第45話 孤独(3)

エレベーターホールでは大西が待ち構えていた。

美咲は考え込みながら父の部屋を出て来た。

(『混沌の杖』…か。調べてみる価値はあるわね。

お父様とバーン先生の接点。

このあいだのクリスマスに調べさせた資料にあったこと。

それが『混沌の杖』だとしたら…)

再びエレベーターに乗り込んだ。

「_____大西。」

「はっ、」

「大至急調べてほしいことがあるの」

「はい、お嬢様」

「どんな手段を使っても、どんなにお金がかかっても構わないわ。
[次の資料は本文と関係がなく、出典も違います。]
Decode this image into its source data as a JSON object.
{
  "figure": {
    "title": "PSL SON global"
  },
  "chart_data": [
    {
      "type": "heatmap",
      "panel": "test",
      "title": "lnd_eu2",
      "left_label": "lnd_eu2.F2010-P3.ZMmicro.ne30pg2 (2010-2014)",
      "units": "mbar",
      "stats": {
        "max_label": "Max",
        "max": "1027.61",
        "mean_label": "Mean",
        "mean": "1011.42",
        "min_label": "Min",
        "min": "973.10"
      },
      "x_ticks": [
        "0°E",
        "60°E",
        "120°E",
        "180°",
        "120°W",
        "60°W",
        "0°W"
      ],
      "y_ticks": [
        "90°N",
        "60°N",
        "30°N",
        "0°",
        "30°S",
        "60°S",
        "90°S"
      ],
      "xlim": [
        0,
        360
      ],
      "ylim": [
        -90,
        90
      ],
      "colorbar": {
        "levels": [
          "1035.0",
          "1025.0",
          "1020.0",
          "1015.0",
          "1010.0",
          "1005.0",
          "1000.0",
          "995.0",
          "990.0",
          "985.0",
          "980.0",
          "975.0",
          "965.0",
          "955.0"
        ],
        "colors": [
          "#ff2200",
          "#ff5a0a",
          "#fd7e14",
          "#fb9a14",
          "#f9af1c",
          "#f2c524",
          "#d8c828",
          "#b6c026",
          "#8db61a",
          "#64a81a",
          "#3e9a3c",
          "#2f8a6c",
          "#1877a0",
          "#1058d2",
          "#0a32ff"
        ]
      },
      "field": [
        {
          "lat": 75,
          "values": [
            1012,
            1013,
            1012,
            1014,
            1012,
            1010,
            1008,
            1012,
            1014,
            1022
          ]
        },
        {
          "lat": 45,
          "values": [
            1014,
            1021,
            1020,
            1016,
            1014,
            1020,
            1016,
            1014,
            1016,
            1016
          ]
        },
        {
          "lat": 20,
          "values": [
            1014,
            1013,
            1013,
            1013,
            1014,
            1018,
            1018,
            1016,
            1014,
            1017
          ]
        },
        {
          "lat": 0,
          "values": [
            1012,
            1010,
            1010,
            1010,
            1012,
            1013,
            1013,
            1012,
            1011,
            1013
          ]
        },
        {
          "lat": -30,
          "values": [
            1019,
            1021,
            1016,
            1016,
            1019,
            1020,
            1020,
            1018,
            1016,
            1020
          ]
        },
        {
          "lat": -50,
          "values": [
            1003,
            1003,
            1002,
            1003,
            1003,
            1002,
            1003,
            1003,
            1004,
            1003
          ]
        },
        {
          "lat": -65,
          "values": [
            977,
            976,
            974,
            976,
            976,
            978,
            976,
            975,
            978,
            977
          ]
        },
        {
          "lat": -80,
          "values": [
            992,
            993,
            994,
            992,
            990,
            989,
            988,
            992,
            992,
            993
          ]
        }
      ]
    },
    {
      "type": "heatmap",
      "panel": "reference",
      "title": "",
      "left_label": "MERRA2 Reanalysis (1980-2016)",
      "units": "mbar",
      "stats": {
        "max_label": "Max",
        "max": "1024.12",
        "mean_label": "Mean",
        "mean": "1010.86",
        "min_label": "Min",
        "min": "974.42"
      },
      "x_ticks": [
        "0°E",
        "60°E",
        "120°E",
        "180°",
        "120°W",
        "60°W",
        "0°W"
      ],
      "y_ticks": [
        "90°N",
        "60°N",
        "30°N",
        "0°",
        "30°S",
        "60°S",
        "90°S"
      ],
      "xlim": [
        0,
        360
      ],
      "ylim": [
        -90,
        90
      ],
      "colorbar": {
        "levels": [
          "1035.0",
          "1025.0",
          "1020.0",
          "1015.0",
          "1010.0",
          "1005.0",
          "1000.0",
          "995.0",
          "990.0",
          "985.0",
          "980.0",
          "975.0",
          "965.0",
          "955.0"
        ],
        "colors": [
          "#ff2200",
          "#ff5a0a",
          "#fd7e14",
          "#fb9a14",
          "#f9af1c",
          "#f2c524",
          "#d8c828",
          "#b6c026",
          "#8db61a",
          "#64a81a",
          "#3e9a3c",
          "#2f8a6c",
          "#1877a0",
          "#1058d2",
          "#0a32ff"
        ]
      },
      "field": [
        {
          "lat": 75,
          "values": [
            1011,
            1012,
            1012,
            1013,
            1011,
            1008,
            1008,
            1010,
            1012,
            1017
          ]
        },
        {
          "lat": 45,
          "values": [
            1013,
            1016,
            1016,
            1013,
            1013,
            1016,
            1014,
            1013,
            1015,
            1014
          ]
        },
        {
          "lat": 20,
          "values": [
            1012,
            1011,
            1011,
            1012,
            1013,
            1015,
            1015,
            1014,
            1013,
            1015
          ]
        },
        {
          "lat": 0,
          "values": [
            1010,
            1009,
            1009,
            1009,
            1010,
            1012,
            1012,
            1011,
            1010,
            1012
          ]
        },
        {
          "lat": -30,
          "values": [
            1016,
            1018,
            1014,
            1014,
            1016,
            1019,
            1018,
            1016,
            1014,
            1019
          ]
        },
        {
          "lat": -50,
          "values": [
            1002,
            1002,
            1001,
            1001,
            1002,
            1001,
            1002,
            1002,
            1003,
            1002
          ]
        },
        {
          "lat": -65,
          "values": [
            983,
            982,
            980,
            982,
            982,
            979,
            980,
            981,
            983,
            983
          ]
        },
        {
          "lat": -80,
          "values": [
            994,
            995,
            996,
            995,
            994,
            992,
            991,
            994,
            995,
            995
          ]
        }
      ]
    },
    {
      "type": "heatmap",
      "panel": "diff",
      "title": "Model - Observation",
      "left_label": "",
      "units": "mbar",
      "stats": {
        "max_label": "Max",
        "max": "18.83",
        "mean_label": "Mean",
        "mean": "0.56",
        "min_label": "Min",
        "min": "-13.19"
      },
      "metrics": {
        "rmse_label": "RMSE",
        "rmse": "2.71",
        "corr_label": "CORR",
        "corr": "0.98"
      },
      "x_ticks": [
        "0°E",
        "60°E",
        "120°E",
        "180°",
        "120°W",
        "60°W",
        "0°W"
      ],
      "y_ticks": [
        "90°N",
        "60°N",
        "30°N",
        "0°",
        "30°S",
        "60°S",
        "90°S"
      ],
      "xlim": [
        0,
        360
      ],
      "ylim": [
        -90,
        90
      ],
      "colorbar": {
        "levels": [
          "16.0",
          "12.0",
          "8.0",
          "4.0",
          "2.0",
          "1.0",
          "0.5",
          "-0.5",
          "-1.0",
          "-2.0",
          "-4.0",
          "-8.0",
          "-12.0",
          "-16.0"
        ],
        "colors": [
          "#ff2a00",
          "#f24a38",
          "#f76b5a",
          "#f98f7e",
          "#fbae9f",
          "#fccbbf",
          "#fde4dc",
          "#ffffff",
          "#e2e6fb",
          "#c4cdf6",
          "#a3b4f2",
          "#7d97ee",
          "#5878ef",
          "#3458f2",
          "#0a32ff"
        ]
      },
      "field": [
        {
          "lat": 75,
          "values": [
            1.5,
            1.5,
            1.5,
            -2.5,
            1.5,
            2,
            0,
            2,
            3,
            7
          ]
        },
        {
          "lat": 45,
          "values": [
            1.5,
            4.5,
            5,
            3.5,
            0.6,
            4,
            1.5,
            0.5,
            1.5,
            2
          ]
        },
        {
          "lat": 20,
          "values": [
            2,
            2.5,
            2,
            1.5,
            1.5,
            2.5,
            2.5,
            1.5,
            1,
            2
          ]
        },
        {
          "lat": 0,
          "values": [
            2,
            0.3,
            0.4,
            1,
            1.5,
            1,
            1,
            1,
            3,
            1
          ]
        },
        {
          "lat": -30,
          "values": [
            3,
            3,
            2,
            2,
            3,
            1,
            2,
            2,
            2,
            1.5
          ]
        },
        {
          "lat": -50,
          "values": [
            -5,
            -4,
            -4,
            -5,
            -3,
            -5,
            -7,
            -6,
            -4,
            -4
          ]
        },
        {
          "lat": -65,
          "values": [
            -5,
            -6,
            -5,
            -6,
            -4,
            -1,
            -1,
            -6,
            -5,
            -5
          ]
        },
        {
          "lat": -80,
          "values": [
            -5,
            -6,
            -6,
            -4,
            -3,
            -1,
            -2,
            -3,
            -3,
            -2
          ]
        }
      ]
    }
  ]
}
全世界の本条院グループのネットワークを使って次のことを調べて頂戴」

「『混沌の杖』と呼ばれる組織の実態とお父様との関係。それと、____オッド先生と葛巻先生が『混沌の杖』にどう関わっていたのか…を」

「はい」

「期限は3日。よろしくて?」

「善処いたします」

大西は深々と頭を下げた。

そこまで言って美咲は初めてエレベーターの鏡面になった壁に映る自分の姿に目をやった。

顔も髪も服も埃だらけだった。

服は所々破けている上に血も付いていた。

臣人の血だった。

その血に、そっと触れて今日あった出来事を思い返した。

綾那と夏休みのひとときで楽しい時間になるはずだった。

自分の中では数少ない楽しみの一つ。

それが、命のやり取りにまで発展してしまった。

「ひどい格好……ね」

独り言をつぶやいた。

(綾……。こんな世界で、これからの私は生きていかなくてはならない。

嘘ばかりの世界で。駆け引きばかりの世界で。

そのこと知ったら、あなたはどうしますか?)

綾那の笑った顔が浮かんだ。

今日も心配して駆けつけてくれた彼女。

こんな自分でも彼女は来てくれる。

(私を叱ってくれる?それとも見限ってしまうのかしら?

それでも、

それでも私はあなたの友達でいたい)

「これは本当よ…」

美咲は寂しそうに鏡に映った自分に微笑んだ。



同じ頃。

赤い車がとあるマンションの前でとまった。

「送ってくるけん、ちぃっと待っとれ」

「あ、はい」

臣人はそう言い残すと運転席のドアを開け外に降り立ち、助手席に回ってドアを開け、榊の手を引いた。

差し出された手にはハンカチがきつく巻かれていた。

臣人のケガを綾那が見るに見かねて巻いたものだった。

出血は止まったものの、血まみれになったハンカチは見るからに痛々しかった。

乾いた血が変色し、どす黒くなっていた。

その手を気にする余裕も榊にはなく、憔悴しきった表情だった。

「すみません…」

足取りも覚束なく、危なげな彼女を臣人が支えながら建物の中に消えた。

外はもうすっかり暮れて暗くなっていた。

車の中には鳳龍独りが残された。

ぼんやりと外を眺めていた。

窓に映る自分の顔を見てから、景色の方へと視線を移した。

街の灯りとそれを空に映す明るさとが相まって昼間のようにも見えた。

この車にバーンは乗っていなかった。

正確には乗ってこなかった。

鳳龍はため息ともなんともつかないものを漏らすと目を閉じた。

今日一日の出来事をもう一度振り返ってみた。

(___まさか、こんな事になるなんて思ってもみなかったな)

長い長い一日だった。

あのあと綾那は美咲に付き添って行った。

おそらくは執事の大西が綾那を寮へ送ってから、美咲を本宅の方へと連れ帰ったのだろうと思った。

美咲も大きなケガはしていないものの、精神的にも肉体的にも疲労していることはわかっていた。

ここ2日間ほど休めば、回復するだろうと思った。

(手紙を届ければすむはずの仕事が、ここまで不測の事態を産むなんて。

今までにない展開だよな。

お師匠様はどうしてぼくを臣人さんやバーンさんの所へよこしたんだろう?

その事が今回のことを引き寄せたのか?

それとも?

『混沌の杖』ってなんだろう?何の関係もない美咲さんが巻き込まれた?

彼女自身か家族の問題で事が起こったのか?

…難しい判断だな…)

ふと目を開けて、窓の外に視線を向けた。

20階ほどもある大きなマンションだった。

街の灯りを受けてぼんやりと茶色の煉瓦のような外壁が見えた。